Lalu, apa yang harus kita lakukan di tengah pelemahan saham-saham perbankan saat ini?

Koreksi IHSG kali ini bisa jadi merupakan kesempatan bagi investor untuk mendapatkan harga diskon di pasar saham. Bahkan, beberapa pihak memperkirakan akan ada satu saham perbankan yang akan menjadi multibagger hanya dengan membandingkan pertumbuhan pendapatan dan labanya saja.

Masalahnya, untuk mencari saham perbankan yang benar-benar memiliki kinerja bagus, kita perlu mengukur kesehatan dan efisiensinya juga. Sebagai investor, sebaiknya kita melakukan valuasi lebih dalam, mencari emiten bank yang memiliki fundamental kuat, dan membuat trade plan untuk meminimalkan risiko.

Ada beberapa kriteria lain yang perlu diperhatikan sebelum kita memutuskan untuk melakukan pembelian saham perbankan, antara lain:

  1. Price/Book Value (P/BV Ratio)

Tidak seperti sektor lainnya yang lebih banyak menggunakan Price/Earning Ratio (P/E), di sektor perbankan akan lebih relevan jika kita melakukan valuasi dengan menggunakan rasio P/BV karena bank banyak memiliki aset tetap. Semakin rendah P/BV suatu saham, dapat dikatakan bahwa saham tersebut undervalued, dan sebaliknya. Book value di sini mengacu pada aset berwujud yang dimiliki oleh suatu bank, seperti tanah dan bangunan.

  1. Growth Rate

Angka pertumbuhan yang perlu diperhatikan di sektor perbankan bukan hanya pertumbuhan pendapatan dan laba saja, tapi juga pertumbuhan Dana Pihak Ketiga (DPK) dan pertumbuhan kredit. Growth rate sering kali menjadi acuan kinerja perusahaan, yang nantinya juga akan memengaruhi harga saham.

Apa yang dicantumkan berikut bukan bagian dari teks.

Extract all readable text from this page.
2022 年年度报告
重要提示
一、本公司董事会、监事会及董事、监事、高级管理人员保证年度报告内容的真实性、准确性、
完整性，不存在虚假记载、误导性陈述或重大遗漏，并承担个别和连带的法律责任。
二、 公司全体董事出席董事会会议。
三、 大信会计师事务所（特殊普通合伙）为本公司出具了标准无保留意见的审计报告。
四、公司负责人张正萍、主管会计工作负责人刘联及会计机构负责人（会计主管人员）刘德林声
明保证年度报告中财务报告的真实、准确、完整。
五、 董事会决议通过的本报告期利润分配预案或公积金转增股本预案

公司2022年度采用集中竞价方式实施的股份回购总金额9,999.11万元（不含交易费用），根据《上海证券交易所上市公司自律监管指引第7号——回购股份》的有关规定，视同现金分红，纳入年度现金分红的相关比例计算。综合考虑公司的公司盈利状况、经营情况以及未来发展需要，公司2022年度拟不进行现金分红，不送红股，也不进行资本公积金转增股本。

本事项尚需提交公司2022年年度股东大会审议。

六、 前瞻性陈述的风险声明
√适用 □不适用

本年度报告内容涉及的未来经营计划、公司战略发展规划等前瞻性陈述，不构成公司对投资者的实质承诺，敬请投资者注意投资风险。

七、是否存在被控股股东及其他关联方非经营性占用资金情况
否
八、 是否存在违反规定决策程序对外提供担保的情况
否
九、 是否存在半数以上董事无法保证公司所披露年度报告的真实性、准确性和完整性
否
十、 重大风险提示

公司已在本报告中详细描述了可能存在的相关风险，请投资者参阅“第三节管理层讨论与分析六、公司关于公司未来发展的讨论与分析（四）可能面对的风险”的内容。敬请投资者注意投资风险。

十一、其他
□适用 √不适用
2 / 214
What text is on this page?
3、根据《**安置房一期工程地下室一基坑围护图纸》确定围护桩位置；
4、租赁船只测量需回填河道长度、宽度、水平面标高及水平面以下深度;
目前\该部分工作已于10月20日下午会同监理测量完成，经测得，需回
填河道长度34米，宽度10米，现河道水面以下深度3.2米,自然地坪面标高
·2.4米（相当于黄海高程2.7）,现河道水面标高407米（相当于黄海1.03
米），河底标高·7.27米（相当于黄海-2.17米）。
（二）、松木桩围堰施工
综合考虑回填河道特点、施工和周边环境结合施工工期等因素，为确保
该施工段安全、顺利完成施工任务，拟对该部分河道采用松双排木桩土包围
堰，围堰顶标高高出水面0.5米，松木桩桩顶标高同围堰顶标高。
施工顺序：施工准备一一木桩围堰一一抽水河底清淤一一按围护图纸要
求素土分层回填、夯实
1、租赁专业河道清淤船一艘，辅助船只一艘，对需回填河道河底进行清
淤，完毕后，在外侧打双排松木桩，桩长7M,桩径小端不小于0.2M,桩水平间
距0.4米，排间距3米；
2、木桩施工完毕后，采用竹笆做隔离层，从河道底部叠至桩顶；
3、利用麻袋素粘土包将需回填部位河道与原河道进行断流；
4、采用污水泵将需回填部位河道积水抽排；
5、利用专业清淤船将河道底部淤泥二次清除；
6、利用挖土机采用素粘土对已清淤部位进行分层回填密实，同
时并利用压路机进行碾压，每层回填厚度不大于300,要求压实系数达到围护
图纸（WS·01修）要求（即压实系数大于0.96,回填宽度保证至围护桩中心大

  1. Loan to Deposit Ratio (LDR)

Rasio ini menunjukkan tingkat likuiditas suatu bank, di mana Otoritas Jasa Keuangan (OJK) membatasi LDR perbankan di angka 78% hingga 92%.

Angka LDR yang terlalu tinggi mencerminkan bahwa bank tersebut memiliki masalah likuiditas, sementara LDR yang terlalu rendah menunjukkan bahwa bank tersebut belum optimal dalam menyalurkan kreditnya.

  1. Net Interest Margin (NIM)

Margin dalam perbankan dihitung dari selisih antara pendapatan bunga yang diterima dari borrower dan beban bunga yang harus dibayarkan kepada lender. Semakin tinggi rasio NIM, mengindikasikan bahwa bank tersebut mampu mengelola aset dan kewajiban berbunganya untuk mendapatkan keuntungan optimal.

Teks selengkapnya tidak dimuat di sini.